Scipio said:
SK:
Off topic a bit but let me ask you what you think made that particular musket shoot so well when others don't?
Also, I read up on the knuckleball theory. What I read was the ball must be going slowly for it to happen. Slow wasn't quantified but I certainly do believe there is more truth to it than fiction with a smoothbore.
Thanks again for the info.
Scipio
None of that is exceptional smoothbore shooting - but there are four things I would say helped:
#1. It was an exceptionally well made Bess. Kit Ravenshear put it together for me using a Getz barrel. I was visiting (New Berlin, PA) at the time he was ready to braze on the bayonet lug ("front sight") and there happened to be a young gunsmith who worked for Getz was a competitive shooter. Kit had him center up the lug and braze it in place. Even so, I don't consciously align the front sight for aiming. I point the whole barrel. In fact, with my current fowler; when I do lineup at 60 yards and stop to look at the front blade it is WAY too high. The lip of the barrel (base of the sight) is center of the target if I try to peek down the barrel from the tang. So I just point as if the deer had inhaled a grouse and I was grouse shooting - but with one ball instead of shot.
This is 60+/- yards (60 of my 6'2" tall long paces) picking the center of a plain white target with my 0.662" Mike Brooks English Fowler (also a well built gun that was structured to my personal measurement).
You may be familiar with the target from other uses. ;-)
#2 - Load development. I spend hours and hours getting a best possible load for accuracy. I also almost ALWAYS shoot offhand after I have a good load. I don't carry a bench to hunt so I don't practice with one. No sights to adjust so I know if it's off it's my fault.
#3 - That Bess (a 1757 Light Infantry carbine - 42" bbl in 0.662" bore) was THE ONLY firearm I used for small game and large game hunting for 15 years from around 1985 to 2000 or thereabouts. I was VERY familiar with how it shot and shot it a lot. Thousands of rounds a year. Shot and ball.

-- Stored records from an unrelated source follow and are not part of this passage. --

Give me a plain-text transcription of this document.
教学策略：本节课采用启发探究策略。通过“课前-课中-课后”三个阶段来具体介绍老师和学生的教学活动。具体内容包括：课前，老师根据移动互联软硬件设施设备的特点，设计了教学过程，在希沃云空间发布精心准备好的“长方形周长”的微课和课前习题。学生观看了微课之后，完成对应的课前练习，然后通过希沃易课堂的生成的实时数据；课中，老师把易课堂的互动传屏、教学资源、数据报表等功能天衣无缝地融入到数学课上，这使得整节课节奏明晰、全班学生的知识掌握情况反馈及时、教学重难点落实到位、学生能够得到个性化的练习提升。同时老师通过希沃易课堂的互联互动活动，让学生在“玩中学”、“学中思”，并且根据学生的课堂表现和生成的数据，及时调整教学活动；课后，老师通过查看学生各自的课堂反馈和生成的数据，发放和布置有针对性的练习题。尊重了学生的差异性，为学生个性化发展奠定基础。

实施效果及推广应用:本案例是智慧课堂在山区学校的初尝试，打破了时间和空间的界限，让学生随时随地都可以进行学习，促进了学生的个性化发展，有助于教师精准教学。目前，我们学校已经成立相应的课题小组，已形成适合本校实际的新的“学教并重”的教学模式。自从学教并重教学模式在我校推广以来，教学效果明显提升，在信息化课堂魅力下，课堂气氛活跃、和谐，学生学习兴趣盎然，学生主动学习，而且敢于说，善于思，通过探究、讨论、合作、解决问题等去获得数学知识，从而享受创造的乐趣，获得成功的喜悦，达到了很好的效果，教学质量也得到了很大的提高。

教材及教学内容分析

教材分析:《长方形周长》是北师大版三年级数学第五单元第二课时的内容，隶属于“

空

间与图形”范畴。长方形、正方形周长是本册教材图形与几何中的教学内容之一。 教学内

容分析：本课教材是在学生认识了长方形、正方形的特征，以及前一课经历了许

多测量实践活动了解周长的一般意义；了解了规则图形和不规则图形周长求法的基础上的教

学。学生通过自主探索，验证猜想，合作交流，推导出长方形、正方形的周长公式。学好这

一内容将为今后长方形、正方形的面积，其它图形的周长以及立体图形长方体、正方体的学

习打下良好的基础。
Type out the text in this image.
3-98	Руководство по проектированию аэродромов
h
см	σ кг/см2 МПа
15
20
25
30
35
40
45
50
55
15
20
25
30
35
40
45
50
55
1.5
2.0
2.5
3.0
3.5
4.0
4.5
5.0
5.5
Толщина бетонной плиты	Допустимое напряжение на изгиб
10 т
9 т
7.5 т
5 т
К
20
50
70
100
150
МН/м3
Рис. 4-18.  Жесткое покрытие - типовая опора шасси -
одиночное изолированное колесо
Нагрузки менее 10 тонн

#4 - I am a lifelong stickbow (sightless recurve) bowhunter, field archer and target shooter. I'm pretty good (being immodest) and I practice with the bow out to 80 yards. Though I only stretch to 25 yards on deer. Even a flintlock smoothbore feels like a slam dunk to 50 yards. So little motion and effort. ;-) Shooting a sightless smoothbore is very much like a sightless bow. Point and shoot.
The speed of sound is 1,120 fps. Figuring a bad arse large smoothbore one ounce ball drops from around 1,500 muzzle to 1,100 fps maybe around 60 to 75 yards, at which time the pressure wave drops from ahead or the ball to around it . . . would be the theory I like. Also the reason smaller smooth rifles hold accuracy further. The balls stay over 1,120 fps further out.